Jewish Community Council of Victoria president Daniel Aghion said they were aware of a small number of antisemitic incidents in Victoria schools, but any incident of antisemitism was one too many.
Even so, he didn’t think there was an undercurrent of antisemitism in state schools, and they were instead unrelated incidents.
The organisation has engaged with government, Catholic and independent schools and worked with the Department of Education, Courage to Care and the Jewish Museum of Australia to roll out an optional training program for school staff about antisemitism, which has been available since April.
He said while a teenage student’s cruel taunt about gassing may seem no different from commenting on a student’s weight or haircut, “for the recipient, it means so much more”.
“What it is saying is: you are an ‘other’, who should not exist.”
“That’s why it’s so heinous and that’s why … it’s not acceptable in any way it sits, even in an unthinking schoolyard taunt.”
A Department of Education spokesperson said it takes antisemitic behaviour extremely seriously, that Holocaust education was mandatory in years 9 and 10, and taught in other year levels through texts in subjects like English.
The spokesperson said teachers must report any incident that impacts on student wellbeing and safety. The hotline for students and parents to report racism, the BullyStoppers initiative, included a guidance for schools to prevent racist bullying, a partnership with the Gandel Foundation and the Courage to Care’s Upstander Programs, which offers tools to tackle racism, bullying and prejudice.

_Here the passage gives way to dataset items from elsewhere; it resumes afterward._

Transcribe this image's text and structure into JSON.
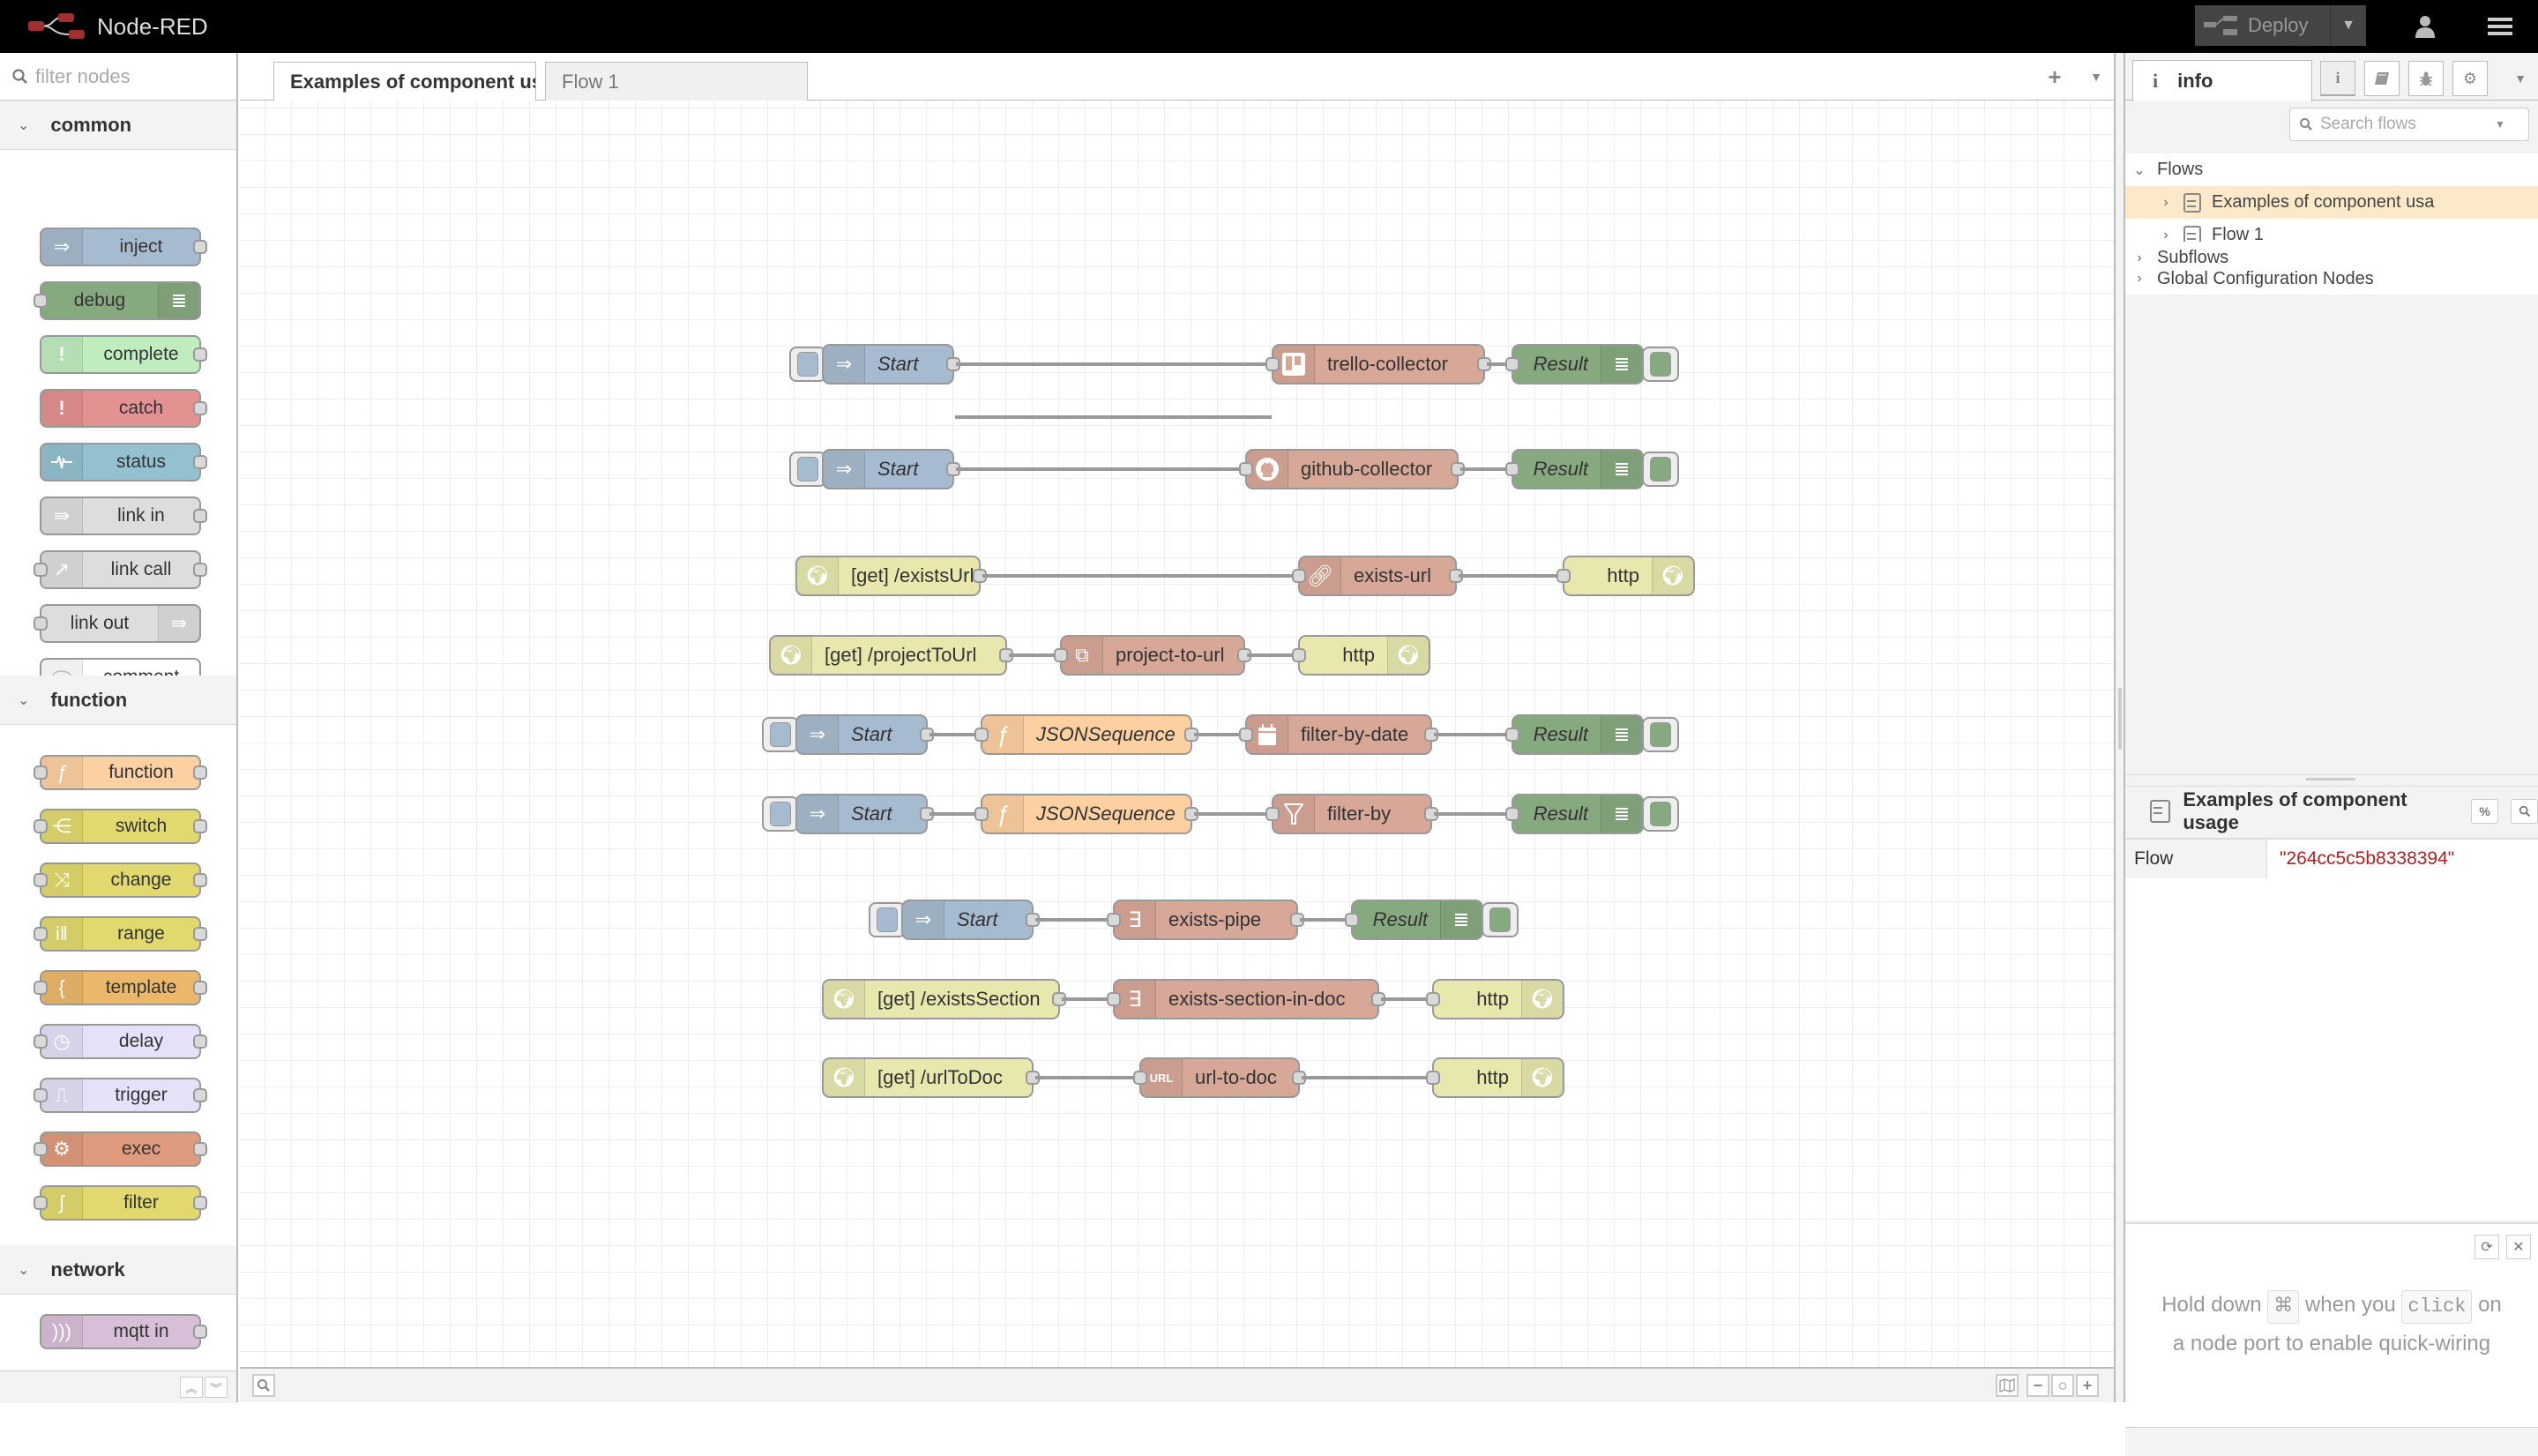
{
  "header": {
    "app_title": "Node-RED",
    "deploy_label": "Deploy"
  },
  "palette": {
    "search_placeholder": "filter nodes",
    "categories": [
      {
        "label": "common",
        "nodes": [
          {
            "label": "inject",
            "icon": "inject-arrow-icon",
            "color": "#a6bbcf"
          },
          {
            "label": "debug",
            "icon": "debug-list-icon",
            "color": "#87a980"
          },
          {
            "label": "complete",
            "icon": "exclamation-icon",
            "color": "#c0edc0"
          },
          {
            "label": "catch",
            "icon": "exclamation-icon",
            "color": "#e49191"
          },
          {
            "label": "status",
            "icon": "pulse-icon",
            "color": "#94c1d0"
          },
          {
            "label": "link in",
            "icon": "link-in-icon",
            "color": "#dddddd"
          },
          {
            "label": "link call",
            "icon": "link-call-icon",
            "color": "#dddddd"
          },
          {
            "label": "link out",
            "icon": "link-out-icon",
            "color": "#dddddd"
          },
          {
            "label": "comment",
            "icon": "speech-bubble-icon",
            "color": "#ffffff"
          }
        ]
      },
      {
        "label": "function",
        "nodes": [
          {
            "label": "function",
            "icon": "function-f-icon",
            "color": "#fdd0a2"
          },
          {
            "label": "switch",
            "icon": "switch-icon",
            "color": "#e2d96e"
          },
          {
            "label": "change",
            "icon": "shuffle-icon",
            "color": "#e2d96e"
          },
          {
            "label": "range",
            "icon": "range-icon",
            "color": "#e2d96e"
          },
          {
            "label": "template",
            "icon": "brace-icon",
            "color": "#ebb86b"
          },
          {
            "label": "delay",
            "icon": "timer-icon",
            "color": "#e6e0f8"
          },
          {
            "label": "trigger",
            "icon": "trigger-pulse-icon",
            "color": "#e6e0f8"
          },
          {
            "label": "exec",
            "icon": "gear-icon",
            "color": "#e09a7d"
          },
          {
            "label": "filter",
            "icon": "filter-rbe-icon",
            "color": "#e2d96e"
          }
        ]
      },
      {
        "label": "network",
        "nodes": [
          {
            "label": "mqtt in",
            "icon": "wifi-waves-icon",
            "color": "#d8bfd8"
          }
        ]
      }
    ]
  },
  "workspace": {
    "tabs": [
      {
        "label": "Examples of component usa",
        "active": true
      },
      {
        "label": "Flow 1",
        "active": false
      }
    ]
  },
  "flow": {
    "rows": [
      [
        "Start",
        "trello-collector",
        "Result"
      ],
      [
        "Start",
        "github-collector",
        "Result"
      ],
      [
        "[get] /existsUrl",
        "exists-url",
        "http"
      ],
      [
        "[get] /projectToUrl",
        "project-to-url",
        "http"
      ],
      [
        "Start",
        "JSONSequence",
        "filter-by-date",
        "Result"
      ],
      [
        "Start",
        "JSONSequence",
        "filter-by",
        "Result"
      ],
      [
        "Start",
        "exists-pipe",
        "Result"
      ],
      [
        "[get] /existsSection",
        "exists-section-in-doc",
        "http"
      ],
      [
        "[get] /urlToDoc",
        "url-to-doc",
        "http"
      ]
    ],
    "colors": {
      "inject": "#a6bbcf",
      "debug": "#87a980",
      "custom": "#d7a797",
      "http": "#e7e7ae",
      "function": "#fdd0a2"
    }
  },
  "sidebar": {
    "tab_label": "info",
    "search_placeholder": "Search flows",
    "tree": {
      "flows_label": "Flows",
      "flows": [
        "Examples of component usa",
        "Flow 1"
      ],
      "subflows_label": "Subflows",
      "global_config_label": "Global Configuration Nodes"
    },
    "info": {
      "title": "Examples of component usage",
      "key": "Flow",
      "value": "\"264cc5c5b8338394\""
    },
    "tip": {
      "part1": "Hold down",
      "key": "⌘",
      "part2": "when you",
      "action": "click",
      "part3": "on",
      "line2": "a node port to enable quick-wiring"
    }
  }
}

After my story last week, I also received an email from an Asian student in year 9 at another secondary school who said she was called an “Asian slave” and “Asian eyes”, and asked, “do you know where my shoes come from? You must work in factories.”
Telling her coordinator didn’t make a difference.
“The bullying didn’t stop to the point I could no longer go to school, so I would secretly wag school,” she said.
She asked for the students to be removed, but was told it couldn’t be done and that they’d continue logging it.
“They moved on like it was all okay. I went into therapy twice a week,” she said.
She doesn’t feel the school did enough to protect her, that her experience wasn’t “bad enough” to contact their parents about it.
It’s these experiences, and the lack of action, this “othering” that has really significant consequences.
I hope my two-year-old son doesn’t feel he has to hide who he is. It’s hard not to be concerned about whether he will experience the same antisemitism in school that these students faced, or that I faced as a child.
Racism and prejudice, in any form, against any minority, needs to be stamped out. It requires leadership and education, and that can start in the schoolyard.
Nicole Precel is an education reporter.